"Mas, ijinkan aku bekerja lagi. Karena tabunganku makin menipis," ujar Serayu malam itu pada Alvin.
Lelaki bertubuh besar itu mengalihkan pandangan dari ponselnya sesaat, lantas menggeleng kuat. "Tidak!"
Serayu mengembuskan nafas panjang. "Kalau tabunganku sudah habis, bagaimana kita bisa makan? Ibu dan Melda juga kebutuhan sehari-hari kan harus aku yang nanggung, Mas."
Alvin bangun dari posisi berbaringnya. Menatap Serayu lekat-lekat, lantas berkata dengan sinis. "Minta sana sama kakakmu. Kan dia yang selalu dibangga-banggain sama ibumu. Bahkan ibumu dulu menjanjikan bahwa kakakmu itu yang akan memberiku modal usaha. Mana sekarang janji ibumu itu? Kutagih!"
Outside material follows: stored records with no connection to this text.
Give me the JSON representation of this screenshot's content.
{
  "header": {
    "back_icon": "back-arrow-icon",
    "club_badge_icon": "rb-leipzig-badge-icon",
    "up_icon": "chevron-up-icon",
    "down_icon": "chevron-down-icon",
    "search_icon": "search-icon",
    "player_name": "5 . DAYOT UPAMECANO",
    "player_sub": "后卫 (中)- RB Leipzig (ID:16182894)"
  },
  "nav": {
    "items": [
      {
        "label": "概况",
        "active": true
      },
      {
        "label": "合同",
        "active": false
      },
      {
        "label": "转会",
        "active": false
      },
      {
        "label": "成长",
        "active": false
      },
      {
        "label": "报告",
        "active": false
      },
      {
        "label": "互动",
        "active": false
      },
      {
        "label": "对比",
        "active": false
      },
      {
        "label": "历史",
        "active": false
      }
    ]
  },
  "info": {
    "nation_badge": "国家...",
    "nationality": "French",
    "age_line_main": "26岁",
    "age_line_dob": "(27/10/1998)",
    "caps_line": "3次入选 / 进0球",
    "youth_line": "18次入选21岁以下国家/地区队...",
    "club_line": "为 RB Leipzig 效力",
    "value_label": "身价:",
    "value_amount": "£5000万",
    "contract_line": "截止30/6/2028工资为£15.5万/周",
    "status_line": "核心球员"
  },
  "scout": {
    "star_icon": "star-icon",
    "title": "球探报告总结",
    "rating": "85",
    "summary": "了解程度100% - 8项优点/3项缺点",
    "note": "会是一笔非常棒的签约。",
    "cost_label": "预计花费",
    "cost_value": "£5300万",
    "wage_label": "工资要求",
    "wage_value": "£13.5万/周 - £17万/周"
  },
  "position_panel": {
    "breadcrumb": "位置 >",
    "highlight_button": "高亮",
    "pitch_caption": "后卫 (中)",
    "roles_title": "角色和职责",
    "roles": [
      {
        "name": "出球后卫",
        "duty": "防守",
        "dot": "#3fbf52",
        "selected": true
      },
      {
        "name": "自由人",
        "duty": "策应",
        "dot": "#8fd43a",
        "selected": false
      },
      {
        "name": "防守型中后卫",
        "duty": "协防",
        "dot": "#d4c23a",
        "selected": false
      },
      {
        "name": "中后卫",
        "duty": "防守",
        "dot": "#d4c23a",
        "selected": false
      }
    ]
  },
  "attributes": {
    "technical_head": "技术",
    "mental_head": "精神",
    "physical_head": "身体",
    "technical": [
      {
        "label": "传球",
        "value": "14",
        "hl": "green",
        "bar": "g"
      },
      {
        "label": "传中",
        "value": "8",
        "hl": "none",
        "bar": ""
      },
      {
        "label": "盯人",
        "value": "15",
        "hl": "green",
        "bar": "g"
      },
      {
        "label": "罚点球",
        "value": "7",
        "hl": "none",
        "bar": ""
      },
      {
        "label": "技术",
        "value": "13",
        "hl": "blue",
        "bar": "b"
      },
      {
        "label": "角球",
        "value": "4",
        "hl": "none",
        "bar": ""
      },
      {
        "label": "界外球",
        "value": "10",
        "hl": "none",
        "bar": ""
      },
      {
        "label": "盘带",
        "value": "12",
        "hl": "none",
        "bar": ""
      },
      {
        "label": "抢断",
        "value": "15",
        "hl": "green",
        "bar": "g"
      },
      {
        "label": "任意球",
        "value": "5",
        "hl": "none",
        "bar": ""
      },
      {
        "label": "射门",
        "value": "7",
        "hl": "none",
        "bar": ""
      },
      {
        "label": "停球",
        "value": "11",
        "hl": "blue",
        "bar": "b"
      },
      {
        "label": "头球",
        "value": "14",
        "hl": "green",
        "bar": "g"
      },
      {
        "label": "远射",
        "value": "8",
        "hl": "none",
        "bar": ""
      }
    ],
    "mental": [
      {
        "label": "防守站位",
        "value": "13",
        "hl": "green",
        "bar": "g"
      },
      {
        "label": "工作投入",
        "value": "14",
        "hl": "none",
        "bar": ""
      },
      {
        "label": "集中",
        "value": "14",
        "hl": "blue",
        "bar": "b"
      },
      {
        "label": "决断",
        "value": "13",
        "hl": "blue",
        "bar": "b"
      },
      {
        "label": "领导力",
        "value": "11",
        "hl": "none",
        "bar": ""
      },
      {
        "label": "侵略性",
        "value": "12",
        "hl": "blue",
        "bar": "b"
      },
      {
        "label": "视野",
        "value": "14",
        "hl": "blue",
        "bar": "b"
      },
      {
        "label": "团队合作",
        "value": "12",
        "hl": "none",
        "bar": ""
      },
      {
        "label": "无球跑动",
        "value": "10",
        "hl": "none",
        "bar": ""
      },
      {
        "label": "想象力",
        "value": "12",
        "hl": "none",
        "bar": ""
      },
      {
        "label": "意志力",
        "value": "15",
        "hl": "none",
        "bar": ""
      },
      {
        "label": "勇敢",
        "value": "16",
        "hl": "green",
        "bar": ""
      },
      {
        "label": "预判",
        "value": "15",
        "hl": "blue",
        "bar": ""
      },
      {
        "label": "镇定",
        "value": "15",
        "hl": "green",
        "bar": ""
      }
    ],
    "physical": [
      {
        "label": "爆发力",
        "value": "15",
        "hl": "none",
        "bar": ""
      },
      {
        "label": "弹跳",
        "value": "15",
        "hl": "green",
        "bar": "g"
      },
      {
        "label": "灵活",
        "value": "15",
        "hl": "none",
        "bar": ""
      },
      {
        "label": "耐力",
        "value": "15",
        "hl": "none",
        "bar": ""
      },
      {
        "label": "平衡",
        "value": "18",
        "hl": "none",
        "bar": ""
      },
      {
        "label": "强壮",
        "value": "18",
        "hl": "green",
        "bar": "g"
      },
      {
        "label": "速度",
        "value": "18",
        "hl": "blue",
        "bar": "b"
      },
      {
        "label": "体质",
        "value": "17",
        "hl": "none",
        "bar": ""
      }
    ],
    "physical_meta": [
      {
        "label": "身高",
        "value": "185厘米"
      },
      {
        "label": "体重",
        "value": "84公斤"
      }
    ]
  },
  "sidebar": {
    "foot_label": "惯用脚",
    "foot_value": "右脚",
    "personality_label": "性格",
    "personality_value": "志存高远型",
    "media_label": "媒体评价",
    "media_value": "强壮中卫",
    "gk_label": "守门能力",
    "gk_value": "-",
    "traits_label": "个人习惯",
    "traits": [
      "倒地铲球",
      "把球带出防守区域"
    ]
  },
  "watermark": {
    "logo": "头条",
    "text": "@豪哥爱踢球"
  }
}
Serayu tersentak. Ibunya sama sekali tidak pernah menceritakan masalah itu. "Aku ... ah, aku ... tidak tahu, Mas. Waktu itu Ibu hanya menyuruhku untuk segera pulang dan menerima lamaran seseorang, yang ternyata orang itu adalah kamu. Mengenai ada perjanjian apa antara ibuku dengan pihak keluargamu, sama sekali di luar pengetahuanku."
"Kamu itu perempuan gak laku. Ibumu memaksa ibuku untuk menyuruhku melamar dirimu. Biar cepat nikah. Gak jadi omongan tetanggamu, malu karena punya anak perawan tua. Kalau aku mau, ibumu menjanjikan untuk memberikan sejumlah modal untukku usaha. Dan nyatanya? Zonk! Dan hal itu yang membuat keluargaku terutama ibuku, sangat jengkel." Alvin mencebik seakan menghina Serayu. Bodohnya dia. Kenapa masih juga percaya dengan semua ucapan ibunya, padahal sudah sering Serayu dibohongi?
"Sudahlah! Tidak usah berwajah melas macam begitu. Soal modal usaha, ibuku sudah melupakan. Yang diminta ibuku sekarang, supaya kamu cepat memberikan keturunan, karena aku anak laki-laki satu-satunya. Jadi kamu paham, kan, sekarang dengan apa yang harus kamu lakukan?" tanya Alvin dengan pongahnya. Seringai licik mengulas sempurna di bibir hitamnya.
Lantas Alvin tenggelam dalam percakapan telpon dengan kekasihnya. Kekasih yang selalu dipujanya sebagai wanita istimewa. Rindu, nama gadis itu. Perjalanan kisah cintanya dengan Alvin tak berjalan mulus karena orang tua Rindu tidak merestuinya. Dan akhirnya Rindu dijodohkan dengan seorang lelaki yang mapan secara materi.
Sungguh beruntung Rindu. Dia dijodohkan dengan seorang lelaki yang sangat mencintai dan membebaskannya dalam banyak hal. Termasuk berhubungan dengan Alvin.
Sedangkan Serayu? Dia terjebak dalam sebuah pernikahan yang terjadi karena lontaran kebohongan di antara kedua belah pihak. Dulu ibunya memperkenalkan Alvin sebagai seorang presdir. Pemimpin perusahaan otomotif yang berskala internasional. Dan Alvin pun juga bergaya seperti itu.
Tapi sesungguhnya dari awal Serayu sudah menolak. Karena sudah tiga tahun dia menjalin hubungan dekat dengan Winata, seorang guru honorer dari keluarga sederhana. Caci maki dan sumpah serapah ibunya, masih terngiang jelas di ingatan Serayu. Tidak ada pilihan lain selain dia harus menerima lelaki pilihan ibunya. Dan sekarang?
Mata Serayu berkaca-kaca. Dia ingin menangis. Tapi logikanya menolak. Dia harus bisa menunjukkan ketegarannya. Dia harus bisa membuktikan bahwa dia lebih istimewa dari wanita manapun.
"Hei! Mau ke mana kau? Kamu tidak boleh keluar kamar jika aku sedang berada di dalam kamar. Ingat! Nanti malam kamu harus bisa kupecahkan. Pusing aku, tiap hari Ibu mengomel menanyakan tentang cucu padaku," sungut Alvin.
Serayu tidak menjawab. Dia tidak peduli lagi semua ucapan Alvin. Dalam hati dia memaki. "Laki-laki pemalas! Cuma bisa morotin wanita saja!" gerutu Serayu dalam hati.